Ketiga, nilai kesalingan dan peran siapa yg bisa melakukan apa maka dia yang akan membantu. Artinya dalam berkeluarga perlu menanamkan niali-nilai kesalingan melalui komunikasi dan sharing yang baik, mulai dari sharing beban dan sharing apa saja dalam berkeluarga. Semuanya baiknya dilakukan dengan sennag hati, saling support dan ikhlas. Dan kita bisa memberikan apa yang terbaik dari apa yang kita miliki. Manfaatnya akan dirasakan besar sekali jika saling support. “Seperti sekarang menjadi ketua Fatayat jika tidak berbagi peran satu sama lain pasti akan keteteran” tutur Khotim, hal ini akan memberikan kemudahan dalam mengekspresikan diri. Aura positif harus terus ditanamkan dalam keluarga agar punya cita-cita yang tinggi untuk kebaikan dan kemaslahatan.
Keempat, nilai khidmat dan perjuangan bahwa hidup tidak cukup untuk kepentingan pribadi , tapi bagaimana kita juga hidup untuk kepentingan Jama’ah dan jamiyah. Hidup di lingkungan masyarakat tidak sendiri kita hidup bersosial dan tentu sudah seharusnya dalam hidup kita harus bermanfaat bagi sesama dan terus berjuang demi kemaslahatan bersama.

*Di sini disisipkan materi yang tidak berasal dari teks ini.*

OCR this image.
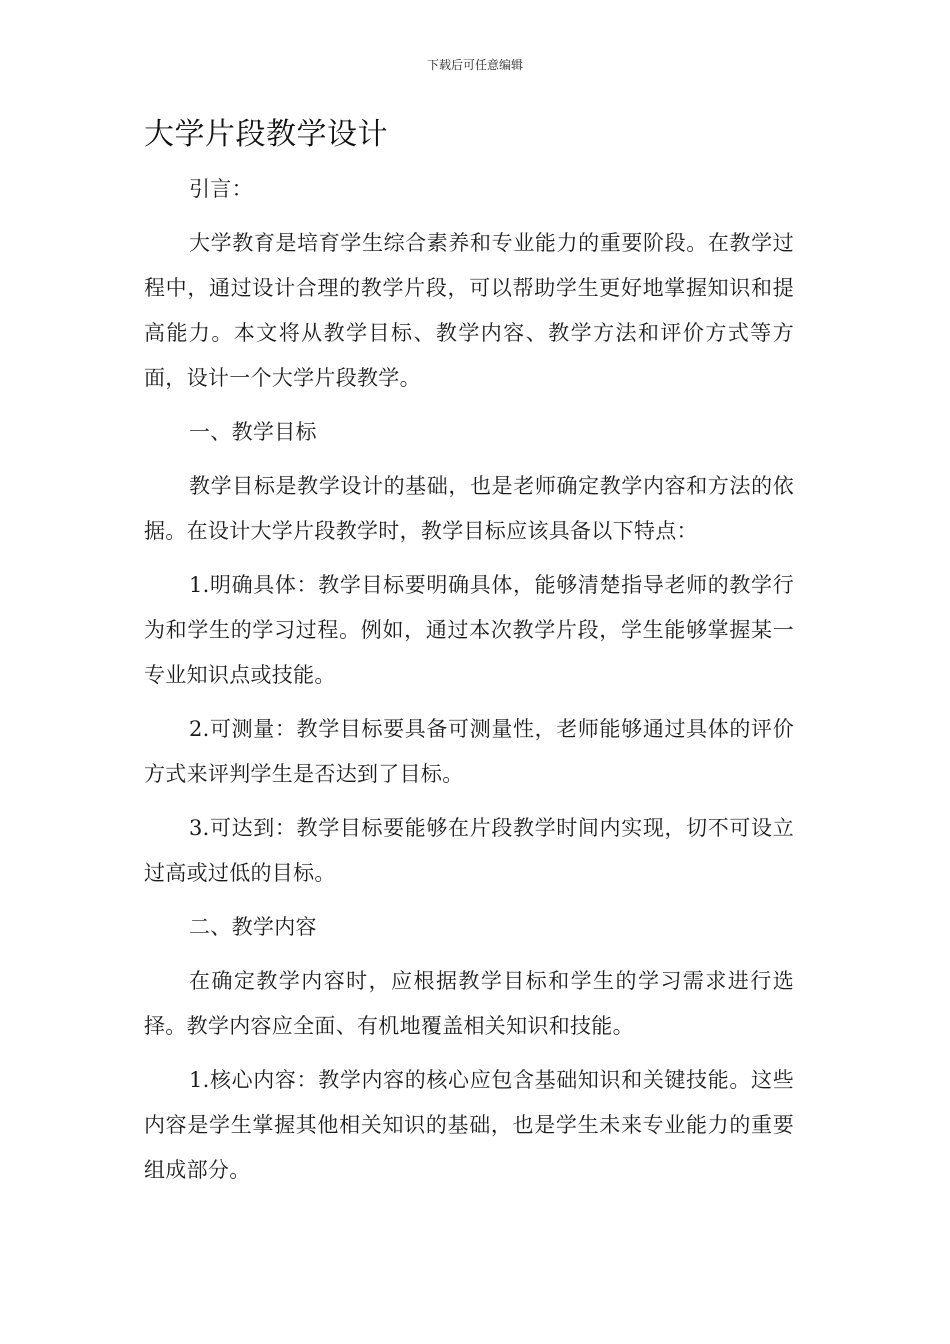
下载后可任意编辑
大学片段教学设计

引言：

大学教育是培育学生综合素养和专业能力的重要阶段。在教学过程中，通过设计合理的教学片段，可以帮助学生更好地掌握知识和提高能力。本文将从教学目标、教学内容、教学方法和评价方式等方面，设计一个大学片段教学。

一、教学目标

教学目标是教学设计的基础，也是老师确定教学内容和方法的依据。在设计大学片段教学时，教学目标应该具备以下特点：

1.明确具体：教学目标要明确具体，能够清楚指导老师的教学行为和学生的学习过程。例如，通过本次教学片段，学生能够掌握某一专业知识点或技能。

2.可测量：教学目标要具备可测量性，老师能够通过具体的评价方式来评判学生是否达到了目标。

3.可达到：教学目标要能够在片段教学时间内实现，切不可设立过高或过低的目标。

二、教学内容

在确定教学内容时，应根据教学目标和学生的学习需求进行选择。教学内容应全面、有机地覆盖相关知识和技能。

1.核心内容：教学内容的核心应包含基础知识和关键技能。这些内容是学生掌握其他相关知识的基础，也是学生未来专业能力的重要组成部分。
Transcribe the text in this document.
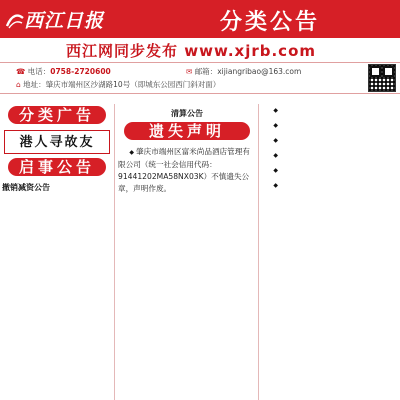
西江日报	分类公告
西江网同步发布 www.xjrb.com
☎ 电话：0758-2720600	✉ 邮箱：xijiangribao@163.com
⌂ 地址：肇庆市端州区沙湖路10号（即城东公园西门斜对面）
分类广告
港人寻故友

启事公告
撤销减资公告

清算公告

遗失声明

◆ 肇庆市端州区富米尚品酒店管理有限公司（统一社会信用代码：91441202MA58NX03K）不慎遗失公章，声明作废。

◆

◆

◆

◆

◆

◆
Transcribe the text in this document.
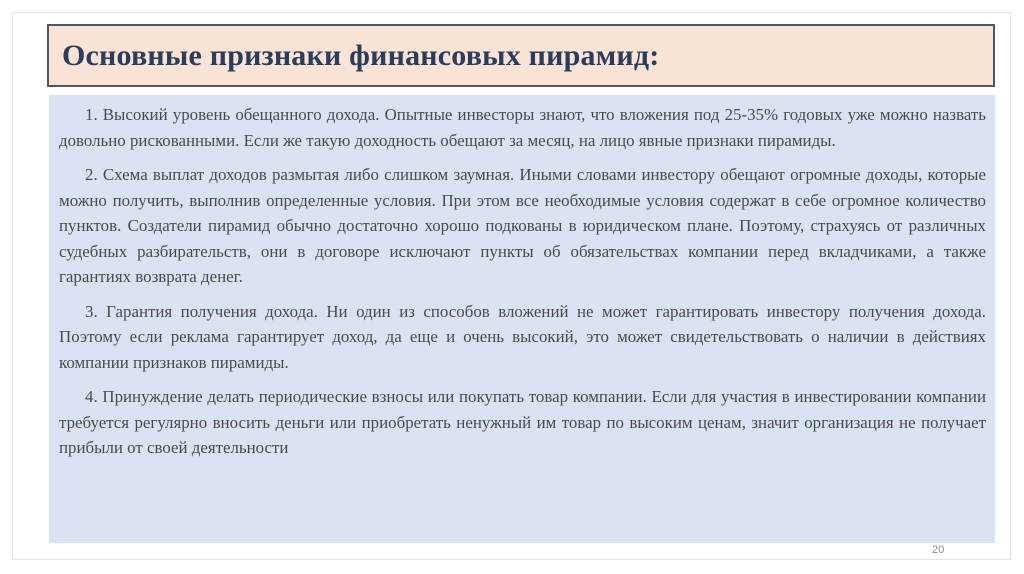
Основные признаки финансовых пирамид:

1. Высокий уровень обещанного дохода. Опытные инвесторы знают, что вложения под 25-35% годовых уже можно назвать довольно рискованными. Если же такую доходность обещают за месяц, на лицо явные признаки пирамиды.

2. Схема выплат доходов размытая либо слишком заумная. Иными словами инвестору обещают огромные доходы, которые можно получить, выполнив определенные условия. При этом все необходимые условия содержат в себе огромное количество пунктов. Создатели пирамид обычно достаточно хорошо подкованы в юридическом плане. Поэтому, страхуясь от различных судебных разбирательств, они в договоре исключают пункты об обязательствах компании перед вкладчиками, а также гарантиях возврата денег.

3. Гарантия получения дохода. Ни один из способов вложений не может гарантировать инвестору получения дохода. Поэтому если реклама гарантирует доход, да еще и очень высокий, это может свидетельствовать о наличии в действиях компании признаков пирамиды.

4. Принуждение делать периодические взносы или покупать товар компании. Если для участия в инвестировании компании требуется регулярно вносить деньги или приобретать ненужный им товар по высоким ценам, значит организация не получает прибыли от своей деятельности

20
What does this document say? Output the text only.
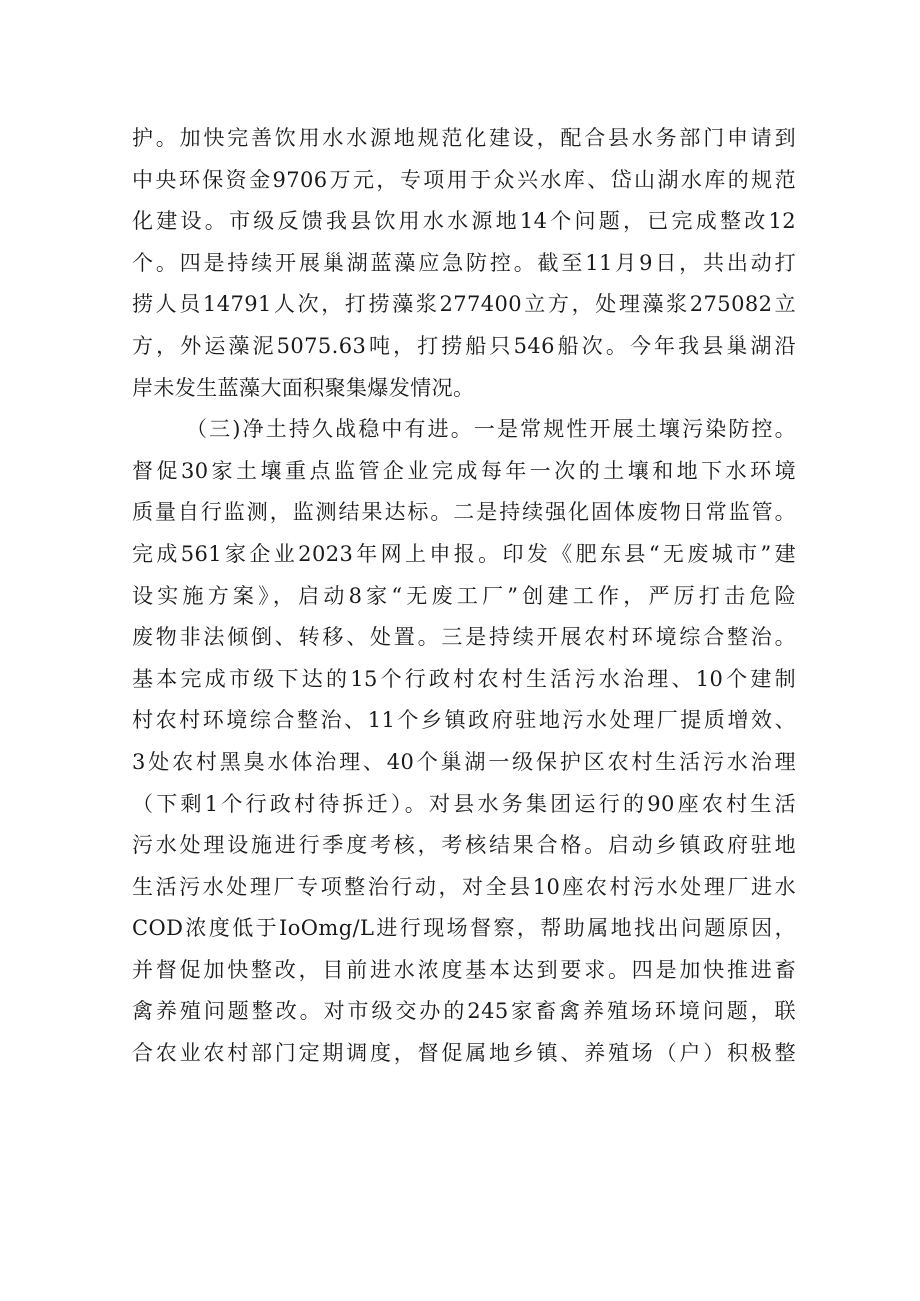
护。加快完善饮用水水源地规范化建设，配合县水务部门申请到
中央环保资金9706万元，专项用于众兴水库、岱山湖水库的规范
化建设。市级反馈我县饮用水水源地14个问题，已完成整改12
个。四是持续开展巢湖蓝藻应急防控。截至11月9日，共出动打
捞人员14791人次，打捞藻浆277400立方，处理藻浆275082立
方，外运藻泥5075.63吨，打捞船只546船次。今年我县巢湖沿
岸未发生蓝藻大面积聚集爆发情况。
（三)净土持久战稳中有进。一是常规性开展土壤污染防控。
督促30家土壤重点监管企业完成每年一次的土壤和地下水环境
质量自行监测，监测结果达标。二是持续强化固体废物日常监管。
完成561家企业2023年网上申报。印发《肥东县“无废城市”建
设实施方案》，启动8家“无废工厂”创建工作，严厉打击危险
废物非法倾倒、转移、处置。三是持续开展农村环境综合整治。
基本完成市级下达的15个行政村农村生活污水治理、10个建制
村农村环境综合整治、11个乡镇政府驻地污水处理厂提质增效、
3处农村黑臭水体治理、40个巢湖一级保护区农村生活污水治理
（下剩1个行政村待拆迁）。对县水务集团运行的90座农村生活
污水处理设施进行季度考核，考核结果合格。启动乡镇政府驻地
生活污水处理厂专项整治行动，对全县10座农村污水处理厂进水
COD浓度低于IoOmg/L进行现场督察，帮助属地找出问题原因，
并督促加快整改，目前进水浓度基本达到要求。四是加快推进畜
禽养殖问题整改。对市级交办的245家畜禽养殖场环境问题，联
合农业农村部门定期调度，督促属地乡镇、养殖场（户）积极整
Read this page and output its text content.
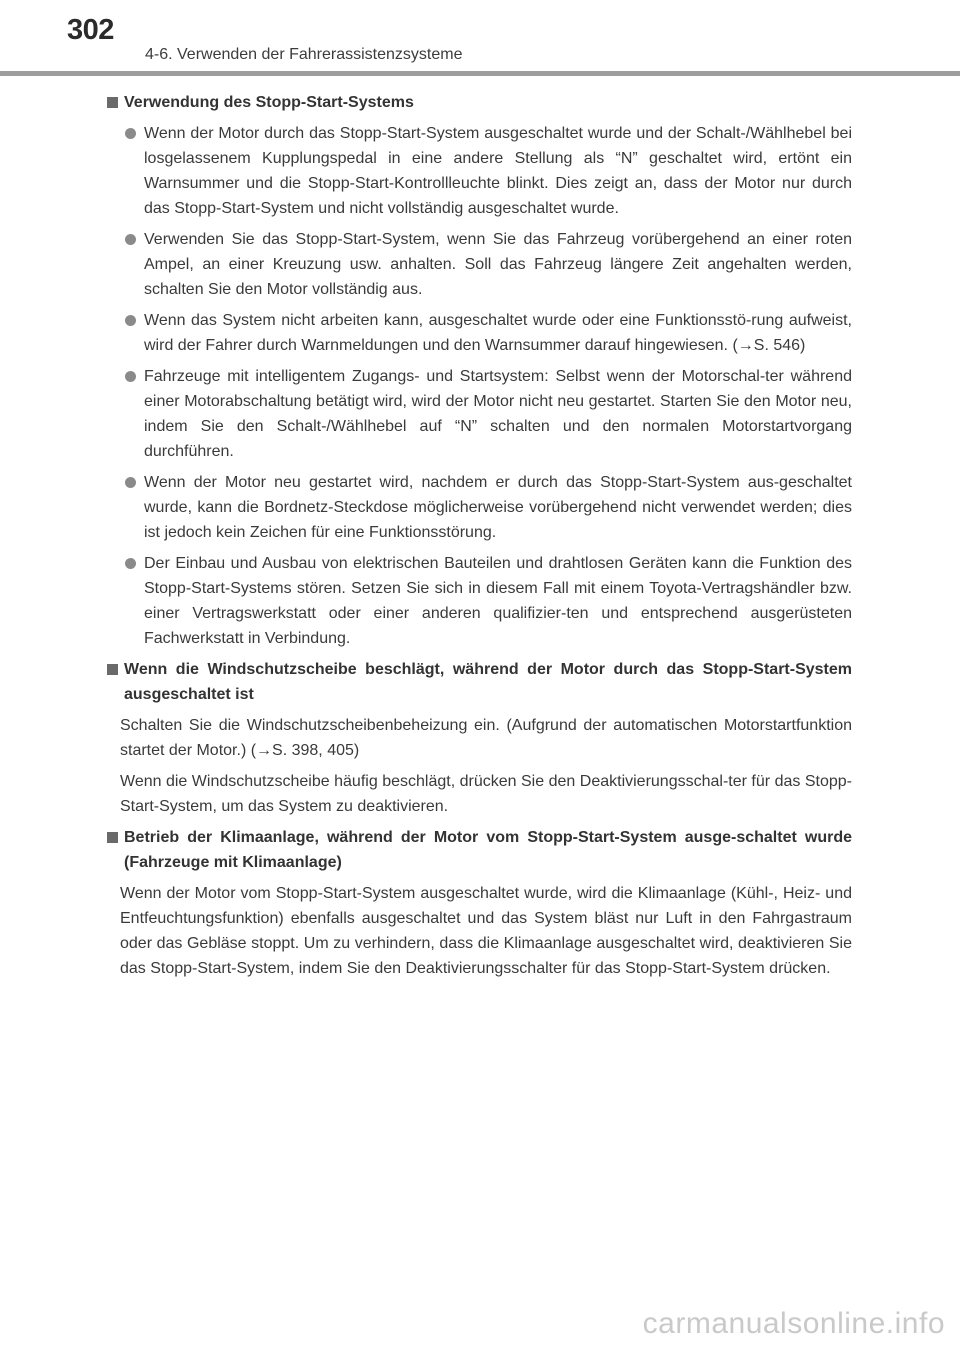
302
4-6. Verwenden der Fahrerassistenzsysteme
Verwendung des Stopp-Start-Systems
Wenn der Motor durch das Stopp-Start-System ausgeschaltet wurde und der Schalt-/Wählhebel bei losgelassenem Kupplungspedal in eine andere Stellung als “N” geschaltet wird, ertönt ein Warnsummer und die Stopp-Start-Kontrollleuchte blinkt. Dies zeigt an, dass der Motor nur durch das Stopp-Start-System und nicht vollständig ausgeschaltet wurde.
Verwenden Sie das Stopp-Start-System, wenn Sie das Fahrzeug vorübergehend an einer roten Ampel, an einer Kreuzung usw. anhalten. Soll das Fahrzeug längere Zeit angehalten werden, schalten Sie den Motor vollständig aus.
Wenn das System nicht arbeiten kann, ausgeschaltet wurde oder eine Funktionsstö-rung aufweist, wird der Fahrer durch Warnmeldungen und den Warnsummer darauf hingewiesen. (→S. 546)
Fahrzeuge mit intelligentem Zugangs- und Startsystem: Selbst wenn der Motorschal-ter während einer Motorabschaltung betätigt wird, wird der Motor nicht neu gestartet. Starten Sie den Motor neu, indem Sie den Schalt-/Wählhebel auf “N” schalten und den normalen Motorstartvorgang durchführen.
Wenn der Motor neu gestartet wird, nachdem er durch das Stopp-Start-System aus-geschaltet wurde, kann die Bordnetz-Steckdose möglicherweise vorübergehend nicht verwendet werden; dies ist jedoch kein Zeichen für eine Funktionsstörung.
Der Einbau und Ausbau von elektrischen Bauteilen und drahtlosen Geräten kann die Funktion des Stopp-Start-Systems stören. Setzen Sie sich in diesem Fall mit einem Toyota-Vertragshändler bzw. einer Vertragswerkstatt oder einer anderen qualifizier-ten und entsprechend ausgerüsteten Fachwerkstatt in Verbindung.
Wenn die Windschutzscheibe beschlägt, während der Motor durch das Stopp-Start-System ausgeschaltet ist
Schalten Sie die Windschutzscheibenbeheizung ein. (Aufgrund der automatischen Motorstartfunktion startet der Motor.) (→S. 398, 405)
Wenn die Windschutzscheibe häufig beschlägt, drücken Sie den Deaktivierungsschal-ter für das Stopp-Start-System, um das System zu deaktivieren.
Betrieb der Klimaanlage, während der Motor vom Stopp-Start-System ausge-schaltet wurde (Fahrzeuge mit Klimaanlage)
Wenn der Motor vom Stopp-Start-System ausgeschaltet wurde, wird die Klimaanlage (Kühl-, Heiz- und Entfeuchtungsfunktion) ebenfalls ausgeschaltet und das System bläst nur Luft in den Fahrgastraum oder das Gebläse stoppt. Um zu verhindern, dass die Klimaanlage ausgeschaltet wird, deaktivieren Sie das Stopp-Start-System, indem Sie den Deaktivierungsschalter für das Stopp-Start-System drücken.
carmanualsonline.info
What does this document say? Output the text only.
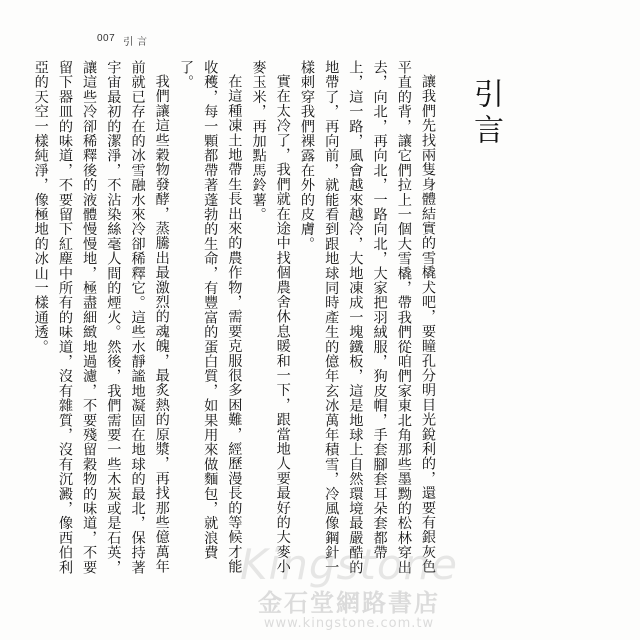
007 引 言
引言

讓我們先找兩隻身體結實的雪橇犬吧，要瞳孔分明目光銳利的，還要有銀灰色平直的背，讓它們拉上一個大雪橇，帶我們從咱們家東北角那些墨黝的松林穿出去，向北，再向北，一路向北，大家把羽絨服，狗皮帽，手套腳套耳朵套都帶上，這一路，風會越來越冷，大地凍成一塊鐵板，這是地球上自然環境最嚴酷的地帶了，再向前，就能看到跟地球同時產生的億年玄冰萬年積雪，冷風像鋼針一樣刺穿我們裸露在外的皮膚。

實在太冷了，我們就在途中找個農舍休息暖和一下，跟當地人要最好的大麥小麥玉米，再加點馬鈴薯。

在這種凍土地帶生長出來的農作物，需要克服很多困難，經歷漫長的等候才能收穫，每一顆都帶著蓬勃的生命，有豐富的蛋白質，如果用來做麵包，就浪費了。

我們讓這些穀物發酵，蒸騰出最激烈的魂魄，最炙熱的原漿，再找那些億萬年前就已存在的冰雪融水來冷卻稀釋它。這些水靜謐地凝固在地球的最北，保持著宇宙最初的潔淨，不沾染絲毫人間的煙火。然後，我們需要一些木炭或是石英，讓這些冷卻稀釋後的液體慢慢地，極盡細緻地過濾，不要殘留穀物的味道，不要留下器皿的味道，不要留下紅塵中所有的味道，沒有雜質，沒有沉澱，像西伯利亞的天空一樣純淨，像極地的冰山一樣通透。

Kingstone
金石堂網路書店
www.kingstone.com.tw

Demikian Khotimatul Khusna Ulama Perempuan Masa Kini dan Kiprah Pengabdian untuk Masyarakat. Semoga bermanfaat.
“Khotimatul Husna tidak pernah menanggap anggotanya tidak aktif karena setiap anggota punya potensi masing-masing mulai dari jaringan”.
Khotimatul Khusna pribadi yang unik dan sangat memanusiakan siapapun yang ada di sekelilingnya. Nyaman dan bahagia jika disisinya itu yg saya rasakan.